Based on my experience with Rust, a lot of what people want to do with its "constant generics" probably would be easier to do with a feature like comptime. Letting you do math on constant generics while maintaining parametricity is hard to implement, and when all you really want is "a trait for a hash function with an output size of N," probably giving up parametricity for that purpose and generating the trait from N as an earlier codegen step is fine for you, but Rust's macros are too flexible and annoying for doing it that way. But as soon as you replace parametric polymorphism with a naive code generation feature, you're in for a world of hurt.
You can't use the binding early like this, but inside of the type definition you can use the @This() builtin to get a value that's the type you're in, and you can presumably do whatever you like with it.
The type system barely does anything, so it's not very interesting when type checking runs. comptime code is type checked and executed. Normal code is typechecked and not executed.
comptime is not a macro system. It doesn't have the ability to be unhygienic. It can cleverly monomorphize code, or it can unroll code, or it can omit code, but I don't think it can generate code.
Until version 0.12.0 (April 2024), you could make arbitrary syscalls, allowing you to generate code at comptime, and promote vars between comptime and runtime. [0] Before then, you could do some rather funky things with pointers and memory, and was very much not hygienic.
* Documentation. In a sufficiently-powerful comptime system, you can write a function that takes in a path to a .proto file and returns the types defined in that file. How should this function be documented? What happens when you click a reference to such a generated type in the documentation viewer?
* IDE autocompletions, go to definition, type hinting etc.
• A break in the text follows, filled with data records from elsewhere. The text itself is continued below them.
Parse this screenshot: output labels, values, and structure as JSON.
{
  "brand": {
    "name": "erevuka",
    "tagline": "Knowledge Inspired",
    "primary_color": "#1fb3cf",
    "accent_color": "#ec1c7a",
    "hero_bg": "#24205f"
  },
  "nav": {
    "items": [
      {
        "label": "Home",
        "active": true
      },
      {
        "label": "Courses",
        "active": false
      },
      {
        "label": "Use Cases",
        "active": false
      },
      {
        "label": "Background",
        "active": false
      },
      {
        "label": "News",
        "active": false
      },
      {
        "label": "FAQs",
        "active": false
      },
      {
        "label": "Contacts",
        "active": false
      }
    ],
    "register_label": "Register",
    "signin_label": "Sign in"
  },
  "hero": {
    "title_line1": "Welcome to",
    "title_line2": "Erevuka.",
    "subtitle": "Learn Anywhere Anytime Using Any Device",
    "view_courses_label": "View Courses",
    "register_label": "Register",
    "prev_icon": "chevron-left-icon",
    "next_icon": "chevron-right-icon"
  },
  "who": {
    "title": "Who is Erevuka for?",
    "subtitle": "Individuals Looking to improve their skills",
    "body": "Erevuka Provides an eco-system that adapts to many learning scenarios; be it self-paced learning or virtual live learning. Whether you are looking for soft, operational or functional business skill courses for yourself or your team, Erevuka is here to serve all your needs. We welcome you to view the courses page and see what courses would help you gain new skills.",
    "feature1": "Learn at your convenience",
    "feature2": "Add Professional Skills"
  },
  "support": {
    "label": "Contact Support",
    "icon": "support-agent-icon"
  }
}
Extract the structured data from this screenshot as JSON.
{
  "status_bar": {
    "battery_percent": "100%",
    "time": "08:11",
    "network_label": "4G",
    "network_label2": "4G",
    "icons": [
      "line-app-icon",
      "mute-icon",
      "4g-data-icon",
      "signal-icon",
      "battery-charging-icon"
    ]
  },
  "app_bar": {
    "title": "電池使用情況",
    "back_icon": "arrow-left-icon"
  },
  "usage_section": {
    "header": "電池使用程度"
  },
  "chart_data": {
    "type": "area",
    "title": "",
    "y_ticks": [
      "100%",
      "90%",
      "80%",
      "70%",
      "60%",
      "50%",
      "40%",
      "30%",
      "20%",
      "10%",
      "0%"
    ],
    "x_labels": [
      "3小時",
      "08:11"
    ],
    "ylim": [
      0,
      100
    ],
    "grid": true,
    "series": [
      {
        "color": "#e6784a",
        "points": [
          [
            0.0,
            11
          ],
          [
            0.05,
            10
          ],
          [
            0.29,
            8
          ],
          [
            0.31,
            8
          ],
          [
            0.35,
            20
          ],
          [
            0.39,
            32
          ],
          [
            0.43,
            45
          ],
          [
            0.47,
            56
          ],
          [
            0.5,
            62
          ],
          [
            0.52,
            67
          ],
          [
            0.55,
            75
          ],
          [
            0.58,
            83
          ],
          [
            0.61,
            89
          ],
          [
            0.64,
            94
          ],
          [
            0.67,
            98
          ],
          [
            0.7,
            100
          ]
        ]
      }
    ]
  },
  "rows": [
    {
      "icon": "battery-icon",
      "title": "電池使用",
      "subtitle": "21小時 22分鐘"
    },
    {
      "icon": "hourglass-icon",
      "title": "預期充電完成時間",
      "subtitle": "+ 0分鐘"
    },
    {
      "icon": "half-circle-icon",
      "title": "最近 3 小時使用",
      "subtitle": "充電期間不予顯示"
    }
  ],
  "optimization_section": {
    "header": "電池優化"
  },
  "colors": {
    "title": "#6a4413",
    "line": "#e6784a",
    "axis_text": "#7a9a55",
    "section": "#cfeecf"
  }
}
A similar problem, especially when you're working on some half-written code and actual compilation isn't possible yet.
Considering that pretty much every non-toy project isn't built by directly calling the compiler but through build tools like make, cmake, autotools, etc or even scripts like `build.sh` that can call arbitrary commands and that even IDEs have functionality to let you call arbitrary commands before and after builds (and had since the 90s at least), i do not see this as a realistic concern worth of limiting a language's functionality.
There is a difference between actually building a project and merely opening a file in an IDE though. See for example the recent emacs completion vulnerability [1], which AFAIK is still open.
Just because most projects’ builds have large attack surfaces doesn’t mean we should accept that. The build and IDE tooling for Go does not trust the code it consumes.
That doesn't mean anything, most compilers for most languages do not behave any differently - which is exactly why few projects use those directly instead of using some more capable build system.
If i want to, e.g., parse an XML file and generate some code from it and the Go tools (or whatever) doesn't allow for that, i'm not going to not do that, i'm going to write a `build.sh` script (or use some more capable build system, like premake or whatever) that does exactly what i want. Go (or whatever) didn't made anything more secure here, it just kicked the can down the road for someone else to pick it up so it wont have to - but the can still needs to be picked up regardless.
Scheme has a "hygienic" macro system that allows you to do arbitrary computation and code alteration at compile time.
The language doesn't see wide adoption in industry, so maybe its most important lessons have yet to be learned, but one problem with meta-programming is that it turns part of your program into a compiler.
This happens to an extent in every language. When you're writing a library, you're solving the problem "I want users to be able to write THIS and have it be the same as if they had written THAT." A compiler. Meta-programming facilities just expand how different THIS and THAT can be.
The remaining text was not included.